Personal Bad Debt

June 29, 2012 by Jan Roberg
Filed under: Deductions 
Empty Pockets

Photo by danielmoyle on Flickr.com

In my last post I wrote about how to write off a business bad debt on your tax return.  Today, I’m going to explain writing off a personal bad debt.  For example, say you loaned your brother-in-law $5,000 to buy a house and he never paid you back.  That’s considered to be a “non-business bad debt.”

 

The key to claiming a personal bad debt is being able to prove that you tried to get your money.  For example, I paid a boatload of money to send my son to college.  He’s not paying me back.  To be honest, I don’t expect him to – that college money was never meant to be a loan so I can’t claim a deduction for money that I was never supposed to get back in the first place.

 

If you’re claiming a personal debt, you’ll need to show that the money really was a loan, that you were supposed to receive payment, and that the payment was not and will not be received.

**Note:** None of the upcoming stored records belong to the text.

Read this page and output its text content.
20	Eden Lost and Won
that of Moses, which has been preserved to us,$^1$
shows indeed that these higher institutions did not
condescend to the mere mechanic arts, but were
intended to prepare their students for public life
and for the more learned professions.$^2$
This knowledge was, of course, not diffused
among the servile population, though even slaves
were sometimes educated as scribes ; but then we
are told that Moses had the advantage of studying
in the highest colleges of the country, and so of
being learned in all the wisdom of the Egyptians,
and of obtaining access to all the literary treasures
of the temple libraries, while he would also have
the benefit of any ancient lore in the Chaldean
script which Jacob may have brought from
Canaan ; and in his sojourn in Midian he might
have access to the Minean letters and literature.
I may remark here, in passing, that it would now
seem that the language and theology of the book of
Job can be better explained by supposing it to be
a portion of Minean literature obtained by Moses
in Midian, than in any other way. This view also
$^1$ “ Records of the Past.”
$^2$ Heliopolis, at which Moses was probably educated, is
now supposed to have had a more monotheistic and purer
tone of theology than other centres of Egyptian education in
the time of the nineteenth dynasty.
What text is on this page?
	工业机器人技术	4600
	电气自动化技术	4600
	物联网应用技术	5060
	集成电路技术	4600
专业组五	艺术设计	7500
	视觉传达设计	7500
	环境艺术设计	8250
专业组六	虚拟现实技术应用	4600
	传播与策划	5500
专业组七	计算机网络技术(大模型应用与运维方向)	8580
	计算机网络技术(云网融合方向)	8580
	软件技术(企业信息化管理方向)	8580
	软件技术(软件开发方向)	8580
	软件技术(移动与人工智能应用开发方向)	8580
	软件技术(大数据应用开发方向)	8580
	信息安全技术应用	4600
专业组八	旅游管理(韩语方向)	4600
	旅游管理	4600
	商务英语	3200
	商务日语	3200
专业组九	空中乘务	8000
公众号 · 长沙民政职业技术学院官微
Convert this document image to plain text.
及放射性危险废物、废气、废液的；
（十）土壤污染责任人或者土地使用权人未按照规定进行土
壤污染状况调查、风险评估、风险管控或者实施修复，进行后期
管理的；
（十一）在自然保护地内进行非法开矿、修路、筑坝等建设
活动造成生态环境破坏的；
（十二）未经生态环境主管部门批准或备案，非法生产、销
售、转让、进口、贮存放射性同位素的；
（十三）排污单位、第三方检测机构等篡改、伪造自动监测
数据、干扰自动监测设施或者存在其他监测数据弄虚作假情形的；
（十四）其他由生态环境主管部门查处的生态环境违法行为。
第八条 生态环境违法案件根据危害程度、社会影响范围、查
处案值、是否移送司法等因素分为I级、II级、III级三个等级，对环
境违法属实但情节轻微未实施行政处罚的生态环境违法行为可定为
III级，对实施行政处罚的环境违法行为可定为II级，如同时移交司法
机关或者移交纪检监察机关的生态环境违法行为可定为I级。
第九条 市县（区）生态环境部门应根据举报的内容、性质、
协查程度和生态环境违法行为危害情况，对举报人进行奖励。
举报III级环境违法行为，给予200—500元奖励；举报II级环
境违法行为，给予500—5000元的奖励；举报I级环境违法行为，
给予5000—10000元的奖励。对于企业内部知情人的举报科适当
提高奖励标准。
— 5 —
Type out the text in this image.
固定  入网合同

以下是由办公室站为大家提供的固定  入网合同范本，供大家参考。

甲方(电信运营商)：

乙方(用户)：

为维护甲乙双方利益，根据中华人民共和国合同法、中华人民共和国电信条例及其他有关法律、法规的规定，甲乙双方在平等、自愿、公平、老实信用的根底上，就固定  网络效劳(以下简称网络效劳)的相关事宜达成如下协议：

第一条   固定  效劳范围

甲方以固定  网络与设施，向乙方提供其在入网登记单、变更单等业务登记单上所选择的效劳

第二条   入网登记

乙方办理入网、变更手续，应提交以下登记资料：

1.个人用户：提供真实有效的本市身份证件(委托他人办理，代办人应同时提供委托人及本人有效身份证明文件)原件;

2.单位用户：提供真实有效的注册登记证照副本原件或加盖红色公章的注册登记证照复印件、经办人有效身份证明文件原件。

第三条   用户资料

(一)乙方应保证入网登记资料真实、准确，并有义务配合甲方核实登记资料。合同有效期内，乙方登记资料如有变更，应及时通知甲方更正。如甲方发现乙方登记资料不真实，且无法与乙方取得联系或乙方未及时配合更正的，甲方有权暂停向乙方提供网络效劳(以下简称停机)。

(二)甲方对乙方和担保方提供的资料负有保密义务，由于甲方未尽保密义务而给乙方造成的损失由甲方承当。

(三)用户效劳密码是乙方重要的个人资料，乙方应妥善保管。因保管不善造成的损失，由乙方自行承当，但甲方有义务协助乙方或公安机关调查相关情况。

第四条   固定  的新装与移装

Evidence such as a signed loan agreement and copies of collection letters are going to be necessary.  You don’t have to take the person to court – especially if you know that even if you win the court case you won’t get your money – but you do have to show that you tried to get paid.   So, using the brother-in-law example, first you’d want a signed agreement showing that he intends to pay back the $5,000.  Your agreement should show how he’s paying it back, and when.  When he doesn’t pay you, you’ll want to send him a signed letter stating that you expect him to pay you.  You will want to send that correspondence via certified mail, return receipt requested.  This gives you evidence of trying to extract a payment from him.

 

Remember: Without some sort of evidence that the money really was a loan, and that you tried to get paid – you can’t claim the bad debt.


As far as the actual reporting goes, it gets reported as short-term capital losses on Form 8949 part 1 line 1.  (Back in the old days that would be schedule D.  It will still show up on your Schedule D when you’re done, but you’ll be inputting the information onto Form 8949.)

 

You’d write your brother-in-law’s name in column a.  You’d put $5,000 in column f (that’s your basis), and you’d enter zero in column e (because it’s worthless now since he ain’t payin’ ya.)  Make sure you check the box “C” because you’re not getting a 1099B form for this debt.

 

When you write off a personal bad debt like that, you’ll need to attach a statement to your tax return that has the following: a description of the debt, including the amount and when it became due, the name of the debtor and any business or family relationship that you have with him, the efforts that you made to collect the debt, and why you decided the debt was worthless. (For example – maybe your brother-in-law declared bankruptcy or may you know that legal action to collect the debt would probably not result in payment.)

 

Because it’s being claimed as a capital loss – you’re going to be limited to the same rules as other capital losses as far as the amount of the debt that can be used to offset your other income.  So if the loan is the only thing that’s going to wind up on your Schedule D – then you’ll only be able to claim $3000 of the loss.  The rest will carry over to the next year.

 

If you only take away one point of this blog post it should be that you must try to collect the payment before you try to claim the bad debt as a tax deduction.  If you don’t try to collect, then the IRS can treat the debt as a gift and you lose out.